El rey ahora estaba intrigado.

– ¿Y cómo es que sabes tanto de esa muchacha del campo, Kate, e incluso eres madrina de su hija? -le preguntó a su esposa. A veces ella lo sorprendía, y por lo general cuando él menos lo esperaba. Todavía tenía mucho que aprender de su Kate.

– Nos escribíamos, esposo mío, casi desde su partida de la Corte. No tienes idea de lo buena que ha sido conmigo, Enrique, ni de lo leal que es. Rosamund Bolton es la mejor de las mujeres. Si puedo aliviar su pena en algo, lo haré con gusto. Por favor, dime que puede venir. Será tan bueno para mí.

– Claro que puede venir, pero dime, ¿cómo fue buena contigo, dulce Kate?

– Se enteró de mis aprietos económicos aquella vez, cuando tu padre, que Dios lo tenga en su gloria -dijo la reina, persignándose devotamente-, no estaba seguro de si se realizaría nuestro matrimonio. Y mientras tu padre y el mío discutían sobre mi manutención, Rosamund Bolton me envió dinero. Y no solo una vez. Dos veces por año me daba lo que podía. No era mucho, apenas para unas semanas, pero no me falló nunca. Me dijo mi mensajero que una vez vendió un potrillito, hijo de un gran caballo de guerra, y me mandó todo lo obtenido de la venta. Lady Neville, cuyo esposo quería comprar el animal, pero le ganaron de mano, me confirmó la historia.

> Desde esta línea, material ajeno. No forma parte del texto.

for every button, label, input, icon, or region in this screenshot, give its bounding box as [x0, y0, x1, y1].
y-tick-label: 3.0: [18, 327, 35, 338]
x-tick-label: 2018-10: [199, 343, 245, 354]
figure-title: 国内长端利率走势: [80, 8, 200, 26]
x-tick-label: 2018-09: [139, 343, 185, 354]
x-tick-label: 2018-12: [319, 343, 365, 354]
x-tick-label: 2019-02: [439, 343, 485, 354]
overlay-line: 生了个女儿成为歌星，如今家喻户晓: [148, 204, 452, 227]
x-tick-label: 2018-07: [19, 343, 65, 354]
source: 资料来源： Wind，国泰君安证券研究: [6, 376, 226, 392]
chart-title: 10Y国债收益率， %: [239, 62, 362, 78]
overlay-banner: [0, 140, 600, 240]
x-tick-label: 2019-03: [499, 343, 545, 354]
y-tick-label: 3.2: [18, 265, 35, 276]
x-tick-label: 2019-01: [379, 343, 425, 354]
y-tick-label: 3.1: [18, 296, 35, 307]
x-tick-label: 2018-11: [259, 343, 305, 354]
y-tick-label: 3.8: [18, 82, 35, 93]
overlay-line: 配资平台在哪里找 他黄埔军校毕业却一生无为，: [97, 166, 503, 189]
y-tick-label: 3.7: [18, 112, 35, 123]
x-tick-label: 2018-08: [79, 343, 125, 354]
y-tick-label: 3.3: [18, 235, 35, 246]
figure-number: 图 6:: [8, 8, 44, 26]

– ¡Caramba! -dijo el rey, atónito.

– Y sus dulces cartas me dieron tanto consuelo. Me escribía sobre su vida en Friarsgate, sus embarazos, sus hijas, pero más que nada sobre sir Owein. Perdió un hijo, que nació este año, más o menos cuando yo perdí a nuestro niño. Ahora ha perdido a sir Owein. -La reina se detuvo y miró a su esposo-. Como verás, estoy en deuda con ella, Enrique.

Él asintió, despacio. Qué interesante el hecho de que su Kate hubiera suscitado una lealtad tan cariñosa de una muchachita sin importancia que había conocido fugazmente.

– ¿Cómo murió sir Owein? No era un hombre joven, pero tampoco viejo.

– Se cayó de un árbol, aunque no sé qué hacía trepado a un árbol. Tenía treinta y ocho años, según me dice la pobre Rosamund.

– Puedes enviar a una escolta a Friarsgate para que la traiga, Kate. Y envíale dinero, que compre tela para hacerse un buen guardarropa para cuando esté entre nosotros -le ordenó el rey, generoso, a su esposa.

– ¡Ay, Enrique, eres tan bueno! -exclamó la reina, echándose sobre sus rodillas y cubriéndole el rostro de besos-. ¡Cuánto te amo, queridísimo esposo!

Enrique Tudor rió y devolvió sus besos, mientras le acariciaba los senos y a ella se le encendían las mejillas tanto de placer como de vergüenza.

El mensajero real llegó a Friarsgate con una abultada bolsa y una carta de la reina para la dueña. Rosamund debía tomar la bolsa y comprar buenas telas para hacer varios trajes apropiados para la Corte. En seis semanas, a partir de ese momento, sería acompañada desde su casa hasta Londres. Podía llevar una criada consigo.